Nirmala Sitharaman, the Finance Minister of India, publicly announced that India will be launching a central bank digital currency (CBDC) of its own by the beginning of the next financial year. This is a huge shock to multiple financial institutions seeing the current circumstances of the Indian economy, not a very intelligent move.
The central bank digital currency by the RBI is said to be similar to cash, with the public being able to use it without any limitations associated with traditional currency.
According to Nikhil Kamath, co-founder of Zerodha, "While many have been critical of #CBDC, we might be missing the big picture, remittances, unbanked economy, and reducing subsidy leakage, to name a few…When anything new comes into the market, the old need to adapt, and the new need to regulate the change."
This move is seen as a direct liability of the Reserve Bank of India. It will reduce the consumer’s dependency on the Indian Rupee. The Indian Rupee is already subject to constant fluctuations, which harms business and transactions. India is not well-developed in the international financial sector. This is majorly due to its large population.
There are many who have opposed the idea of CBDCs saying a centralised cryptocurrency is far from the original ideals of Bitcoin and the current crypto ecosystem. But David Donovan, executive vice president, financial services, Publicis Sapient, points out that such an attitude is at odds with what crypto enthusiasts have inherently worked towards.
"Crypto players were always saying there should be privatisation, and governments shouldn’t be involved. At the end of the day, governments should always be involved.

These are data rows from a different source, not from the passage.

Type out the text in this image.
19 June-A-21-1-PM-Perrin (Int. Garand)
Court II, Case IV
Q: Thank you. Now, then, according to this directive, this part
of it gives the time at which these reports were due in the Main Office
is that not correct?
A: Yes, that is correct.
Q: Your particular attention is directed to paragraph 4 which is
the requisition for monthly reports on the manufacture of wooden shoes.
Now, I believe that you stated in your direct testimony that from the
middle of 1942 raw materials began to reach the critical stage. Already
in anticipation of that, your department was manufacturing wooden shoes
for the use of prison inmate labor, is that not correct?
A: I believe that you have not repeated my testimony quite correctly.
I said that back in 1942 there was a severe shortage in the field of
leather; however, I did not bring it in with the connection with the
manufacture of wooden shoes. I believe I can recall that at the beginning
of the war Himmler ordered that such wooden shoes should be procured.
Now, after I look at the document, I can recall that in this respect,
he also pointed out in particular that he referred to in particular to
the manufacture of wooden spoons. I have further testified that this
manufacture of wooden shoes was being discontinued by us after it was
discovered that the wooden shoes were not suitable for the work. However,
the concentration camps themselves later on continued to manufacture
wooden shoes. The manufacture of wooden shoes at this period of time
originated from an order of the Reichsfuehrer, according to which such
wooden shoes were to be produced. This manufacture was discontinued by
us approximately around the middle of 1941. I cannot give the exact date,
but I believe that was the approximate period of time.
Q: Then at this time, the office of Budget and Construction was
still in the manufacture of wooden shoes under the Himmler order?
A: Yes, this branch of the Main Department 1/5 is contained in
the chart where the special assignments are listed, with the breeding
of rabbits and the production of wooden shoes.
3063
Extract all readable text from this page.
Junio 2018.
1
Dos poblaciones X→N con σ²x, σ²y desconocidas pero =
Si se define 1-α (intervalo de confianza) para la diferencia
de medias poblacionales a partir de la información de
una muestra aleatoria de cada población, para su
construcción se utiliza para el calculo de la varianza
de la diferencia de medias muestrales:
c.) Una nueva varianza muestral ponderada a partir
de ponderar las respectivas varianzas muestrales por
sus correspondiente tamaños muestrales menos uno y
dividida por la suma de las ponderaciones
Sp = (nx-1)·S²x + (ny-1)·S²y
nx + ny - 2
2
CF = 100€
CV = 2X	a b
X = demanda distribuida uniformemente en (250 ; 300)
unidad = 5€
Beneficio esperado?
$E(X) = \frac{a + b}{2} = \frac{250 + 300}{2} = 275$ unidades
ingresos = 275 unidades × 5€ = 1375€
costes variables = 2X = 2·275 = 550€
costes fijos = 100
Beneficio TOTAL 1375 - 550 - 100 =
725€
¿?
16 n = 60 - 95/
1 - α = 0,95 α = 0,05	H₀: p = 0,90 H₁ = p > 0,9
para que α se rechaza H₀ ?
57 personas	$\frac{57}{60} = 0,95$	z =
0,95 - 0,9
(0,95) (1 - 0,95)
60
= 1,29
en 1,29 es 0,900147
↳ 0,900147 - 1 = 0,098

When you have regulation, you create a sense of security to the public. That allows them to feel more comfortable, and then you can bring in adoption and create stability,” says Donovan. These comments may resonate especially well given the FTX blowup that has destablised the crypto markets this month.
Like every other idea, there are risks here, the biggest of which is its effect on low-deposit, low-cost weaker banks. Once a CDBC, customers may start storing as many tokens as they want in their e-wallets. With the absence of liquid cash in the banking system, more banks may run the risk of bankruptcy or strained balance sheets. The growing popularity of crypto and crypto assets is causing this major shift, but we must agree that this decision is a little hasty and should have been thought out much before. This won’t stop innovation though.
Talking about the importance of CBDCs, Carmelle Cadet, founder and CEO of EMTECH said, "Even in the US you see the digitisation around payment and the innovation that's happening, whether it's crypto or stablecoins or digital banking and so on."